Per diventare segretario generale, Alessandro Alfano, con una laurea triennale in Economia, ha superato un concorso, al quale parteciparono anche altri sette dirigenti pubblici. Nella Commissione, rivela l’inchiesta di Giorgio Mottola, c’era anche Giuseppe Pace. Tra i candidati c’era invece il segretario generale della Camera di Commercio di Enna, Santo di Bella. A Report Di Bella ha spiegato: “A Trapani già da tempo circolava il nome del vincitore.” Ossia: “Alessandro Alfano”. Poi l’ex vice segretario della Camera di Commercio di Trapani, Anna Perricone, aggiunge quali erano i requisiti richiesti per il superamento del concorso: “Veniva data un’alta valutazione alla conoscenza dell’inglese” spiega e rileva un’altra anomalia: “Ritenere sufficiente una laurea triennale”. E gli altri concorrenti quindi? “Quanto meno avevano più di una laurea triennale”. Alessandro Alfano viene designato segretario generale della Camera di Commercio il 15 novembre 2010, nove mesi dopo aver venduto la Porsche a Pace a un prezzo – è bene chiarirlo – in linea con il mercato. Anzi, tre anni dopo, lo stesso Pace rivende l’auto al prezzo dimezzato: solo 10 mila e 500 euro. Insomma, dalla documentazione Aci, sembra che l’unico a guadagnarci sia stato proprio Alfano jr.

Intanto però Alfano ha lasciato la Camera di Commercio di Trapani e adesso ha un contratto da dirigente alle Poste Italiane, dove dirige l’area immobiliare Sud2 con sede a Palermo. L’ingresso in Poste avviene nel 2013, quando l’azienda guidata all’epoca da Massimo Sarmi, lo assume in Postecom.

Il retroscena di quell’assunzione, lo racconta Raffaele Pizza, indagato nell’inchiesta romana denominata ‘Labirinto’, a Davide Tedesco, collaboratore del ministro dell’Interno.
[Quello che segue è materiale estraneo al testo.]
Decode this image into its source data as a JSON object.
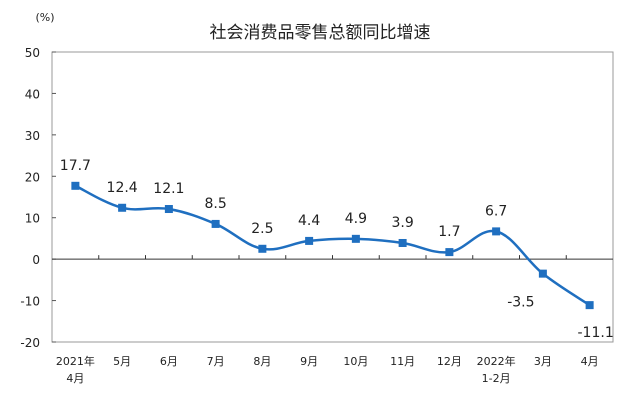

Pizza spiega che Alfano jr. si lamentava del proprio stipendio: “Tant’è che Sarmi stesso gliel’ha detto ad Angelino: ‘Io ho tolto 10 mila euro d’accordo con Lino per poi evitare’… ‘no no, ha fatto benissimo’… lui adesso va dicendo che la colpa è la mia che l’ho fottuto che non gli ho fatto dare i 170 mila euro… cioè gliel’ho pure spiegato (…) 160 piglia chisto… poi dice 10 mila magari te li recuperi diversamente”. Con gli anni lo stipendio di Alfano è anche cresciuto. Oggi guadagna 200 mila euro l’anno lordi. Se non bastasse, scopre Report, Alfano jr. riesce a farsi un bagno chimico nel suo ufficio al costo per l’azienda di 5.900 euro. Alfano ha inutilmente diffidato la Rai dal mandare in onda le sue dichiarazioni.